They Might Still Be Waiting For Superman

18 03 2017

Washington, D.C.

As we witnessed in Waiting for Superman, Michelle Rhee left Washington when the local teachers’ union, an AFT affiliate, (and, as you might also remember, Davis Guggenheim had Randi Weingarten on a few times as a perfunctory counterpoint), didn’t even bother considering Rhee’s contract that would have made all the whiz-bang reforms she wanted.
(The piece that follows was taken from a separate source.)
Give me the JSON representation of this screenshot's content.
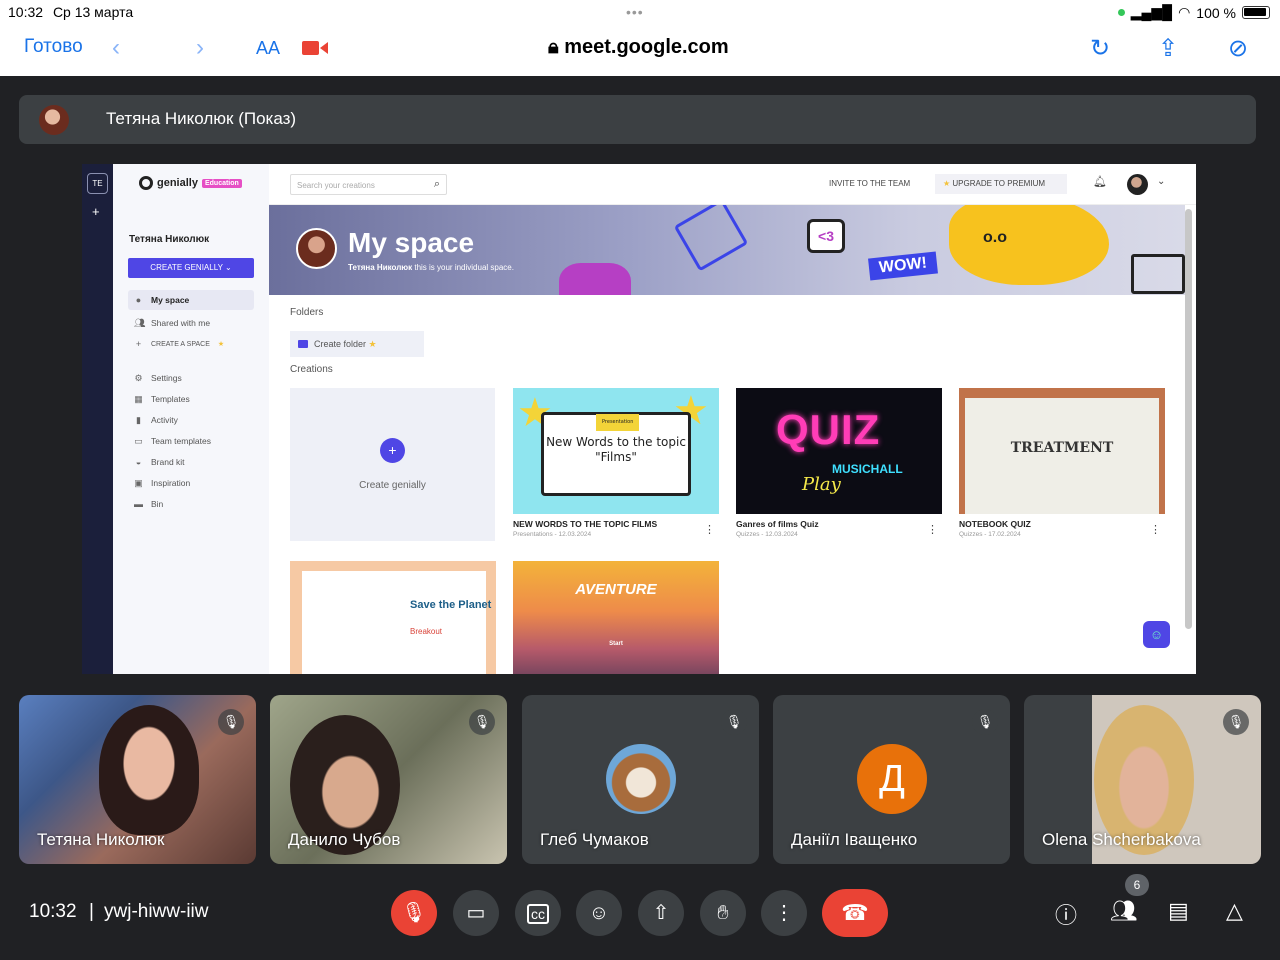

In spite of that, some of what she wanted done, she was able to implement unilaterally, under authority of the same 2005 city laws which basically brought the whole school system under direct mayoral control and allowed the mayor to appoint the schools chancellor, that authority is why Adrian Fenty brought in Rhee upon soliciting Joel Klein’s advice, of course, Klein was to Michael Bloomberg what Rhee was to Fenty.  And, that which she enacted unilaterally is still in place, in spite of the fact that both Rhee and Fenty are long gone.
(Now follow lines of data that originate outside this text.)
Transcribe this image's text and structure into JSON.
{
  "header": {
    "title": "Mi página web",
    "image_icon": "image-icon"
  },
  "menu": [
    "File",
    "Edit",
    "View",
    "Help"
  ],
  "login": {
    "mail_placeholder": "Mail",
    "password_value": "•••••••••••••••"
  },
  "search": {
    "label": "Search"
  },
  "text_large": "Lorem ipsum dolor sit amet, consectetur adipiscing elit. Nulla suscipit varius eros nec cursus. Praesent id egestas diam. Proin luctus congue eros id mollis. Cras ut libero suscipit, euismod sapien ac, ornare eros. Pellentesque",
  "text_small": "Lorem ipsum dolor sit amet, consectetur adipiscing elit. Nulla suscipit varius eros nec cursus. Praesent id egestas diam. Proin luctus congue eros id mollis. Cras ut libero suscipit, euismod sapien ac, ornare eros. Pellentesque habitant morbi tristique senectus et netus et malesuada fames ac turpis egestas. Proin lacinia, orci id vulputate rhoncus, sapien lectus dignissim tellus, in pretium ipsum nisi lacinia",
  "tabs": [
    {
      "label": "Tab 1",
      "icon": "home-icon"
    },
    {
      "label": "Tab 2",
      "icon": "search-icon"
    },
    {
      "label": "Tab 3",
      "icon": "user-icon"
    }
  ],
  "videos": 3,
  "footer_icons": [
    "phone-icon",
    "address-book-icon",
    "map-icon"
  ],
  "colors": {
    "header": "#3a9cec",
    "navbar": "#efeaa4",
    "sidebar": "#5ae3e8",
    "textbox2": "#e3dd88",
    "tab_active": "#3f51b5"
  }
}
AEI is spiking the football, and NR is helping them do it.

But, before they gloat, let me suggest three possible flies in the ointment:

(1) Standardized test scores are the measure by which student achievement is said to be improving.  And you’re not automatically suspicious?

(2) Student test scores might actually be increasing, only because the DCPS has fewer black students by proportion.  Remember, the same cycle of displacement and gentrification which is forcing ghetto blacks out of D.C. and into Bell Curve County, Maryland is the same thing which would result in the DCPS having fewer black students, definitely by raw number, and eventually also by percentage.  It’s no guarantee that white or any other non-black students are necessarily filling the void, but it is a possibility.

(3) Correlation without causation.

All told?  Superman might not yet be here.




One response

18 03 2017

I would guess your right, the portion of black students between now and 2005 has to be much different. From everything we know.